As more banking users leave their homes without their leather counterparts, here’s what your payment app must offer.

The global payments ecosystem repeatedly reminds users that cash is no longer the king. With digital payments growing at 12.37% annually across the globe, payment apps are fast replacing their old-school versions. Yet, rapid application has contributed to the app fatigue of users. Throw multiple bank accounts, budgeting tools, loan offers, a marketplace for products, and investment apps into the mix, and the average user switches between tens of financial apps to meet their needs.

At the same time, feature overload is detrimental to user experience too. This makes do-it-all apps a double-edged sword, especially in the arena of digital payments, where CX strongly determines user adoption and retention.

The Payment Super-app of 2022: Ten must-have Features

So, what should a payment app offer for the user today?

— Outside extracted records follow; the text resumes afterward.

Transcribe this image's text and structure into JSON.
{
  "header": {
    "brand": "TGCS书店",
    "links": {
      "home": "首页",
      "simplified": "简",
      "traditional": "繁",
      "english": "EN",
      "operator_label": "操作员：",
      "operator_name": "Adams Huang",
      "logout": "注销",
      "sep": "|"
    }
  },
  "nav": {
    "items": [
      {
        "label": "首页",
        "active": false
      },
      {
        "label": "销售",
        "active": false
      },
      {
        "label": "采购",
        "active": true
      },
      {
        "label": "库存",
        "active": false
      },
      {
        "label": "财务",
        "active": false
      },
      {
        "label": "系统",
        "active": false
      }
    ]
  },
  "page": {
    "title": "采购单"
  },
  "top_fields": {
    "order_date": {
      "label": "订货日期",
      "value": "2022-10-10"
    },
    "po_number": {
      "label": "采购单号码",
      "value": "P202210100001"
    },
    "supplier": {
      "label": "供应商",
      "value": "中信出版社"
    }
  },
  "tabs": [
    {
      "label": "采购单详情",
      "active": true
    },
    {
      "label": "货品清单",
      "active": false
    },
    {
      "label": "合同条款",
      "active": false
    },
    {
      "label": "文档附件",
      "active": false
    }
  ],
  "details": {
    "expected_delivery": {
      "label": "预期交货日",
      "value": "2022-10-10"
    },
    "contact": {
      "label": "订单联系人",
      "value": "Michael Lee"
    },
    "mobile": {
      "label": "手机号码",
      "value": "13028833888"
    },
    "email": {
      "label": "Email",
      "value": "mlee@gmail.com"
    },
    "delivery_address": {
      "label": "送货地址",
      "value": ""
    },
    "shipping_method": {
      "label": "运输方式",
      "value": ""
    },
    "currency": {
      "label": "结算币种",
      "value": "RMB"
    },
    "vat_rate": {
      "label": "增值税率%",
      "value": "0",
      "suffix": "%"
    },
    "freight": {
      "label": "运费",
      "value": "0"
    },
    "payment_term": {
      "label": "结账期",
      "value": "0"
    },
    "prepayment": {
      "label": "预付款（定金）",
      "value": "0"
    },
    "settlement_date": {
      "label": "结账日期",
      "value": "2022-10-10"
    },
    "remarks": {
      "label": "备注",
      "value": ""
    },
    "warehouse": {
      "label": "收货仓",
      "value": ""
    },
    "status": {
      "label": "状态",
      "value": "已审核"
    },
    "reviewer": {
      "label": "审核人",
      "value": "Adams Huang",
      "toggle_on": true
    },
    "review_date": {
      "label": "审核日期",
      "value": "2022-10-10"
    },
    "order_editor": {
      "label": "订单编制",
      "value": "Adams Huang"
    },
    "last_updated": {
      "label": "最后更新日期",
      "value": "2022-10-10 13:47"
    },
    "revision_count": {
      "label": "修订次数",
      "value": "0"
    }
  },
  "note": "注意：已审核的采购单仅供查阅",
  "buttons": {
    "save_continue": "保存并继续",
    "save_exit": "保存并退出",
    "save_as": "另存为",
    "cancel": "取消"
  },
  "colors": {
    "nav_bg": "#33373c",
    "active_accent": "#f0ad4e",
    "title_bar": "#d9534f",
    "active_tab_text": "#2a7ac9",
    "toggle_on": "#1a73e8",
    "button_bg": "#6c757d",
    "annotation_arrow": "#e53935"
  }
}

These ten must-have features.

  1. Account aggregation: Proactively mitigate the digital fatigue of your customers by bringing all their financial touchpoints into one place. How? By enabling them to maintain all bank accounts, prepaid stored value accounts, credit/debit cards, loyalty membership cards, and VPAs in one place. Offer a 360-degree view of all accounts in one place to make your app quintessential to their financial life.
  2. Instant cards: With legacy banks and financial institutions issuing cards to their customers in days and weeks, instantly-issued prepaid, debit, and credit cards boost customer satisfaction and offer financial mobility in tight situations. These can be issued to the customer within minutes and instantly loaded onto digital wallets as a virtual card, enabling them to start spending immediately, even if a physical card takes a while to reach them.
  3. Data management: With the shift towards a paperless economy, managing financial data remains on the users. This data (which includes loan documents, insurance policies, bills, tax returns, and financial statements) is usually spread across multiple platforms and devices for users. Payment apps must use this opportunity to offer a secure vault- like feature to help users store and manage their financial data natively within their payment app.
  4. Embedded budgeting: Expense tracking apps not only cost users more money but also become inefficient in a disparate payment landscape. Hence, it is critical to offer embedded budgeting tools to users and bring rich financial insights by using AI and NLP features to tag and smartly segregate their spending. Furthermore, these insights can be actionable by enabling users to limit their spending within a particular category if they have exceeded their budget for a period.
  5. Financial health: Become a proactive champion of your user’s financial health by helping them adopt optimal financial habits. For instance, reinforce debt-reducing practices with small rewards, or enable them to build healthy credit scores. Use smart notifications to serve actions – like paying bills before due dates – instead of delivering a simple reminder and show them how you helped them improve their financial health over time.
  6. Automated savings: Automated savings should be embedded into users’ financial activity based on their preferences. One such feature is automatically debiting an amount and channelling it to recurring deposits or funds of their choice. Another example is round-up, which saves users “small change” on every transaction – by rounding the spend to the nearest dollar (or ten dollars) and redirecting it to their micro-savings pool.
  7. Subscription management: From entertainment to grocery and utilities, subscriptions per user are growing in today’s economy that leans towards as-a-service models. From the user’s perspective, the convenience of managing all subscriptions and bills within a single app is unparalleled. Payment apps are best suited to offer such a feature, especially as subscription overload becomes a financial problem for users.
  8. Personalized rewards: Today, 76% of consumers expect personalization from businesses they interact with. As payment apps can mine rich insights from users’ spending behaviours, they are perfectly positioned to deliver hyper-personalized rewards to their users. These could include discount coupons and loyalty rewards, pre-approved loans when the user needs them, and personalized credit card features.
  9. Gamify the boring: Users of payment apps will seldom go about learning the various products you offer or spend hours reading articles on investment and budgeting. Such actions which are perceived as boring or tedious can be gamified – this not only boosts user engagement but also serves as a powerful behavioural technique that nudges users towards desired actions.
  10. Inclusive features: Finally, time to look beyond the stereotypical bank account user! Make your financial offerings more inclusive by offering features that are sorely missed by customers other than salaried ones. For example, help students manage their pocket money, and help gig workers like delivery riders and freelance workers track their income, spending, and margins. In addition, offer personalized loans that look outside the box of rigid interest rates and repayment schedules.

What next?

As effortless sign-in and seamless experiences define the baseline of user expectations, payment apps need to do more than just payments. However, they must thoughtfully tread the fine line between delighting customers and turning them away with features they don’t need – something that the mobiquity® Pay platform has been doing successfully for over a decade. With a wave of digital innovations underway across industries, the payments ecosystem must catch up and reimagine itself for the next generation of born-digital users.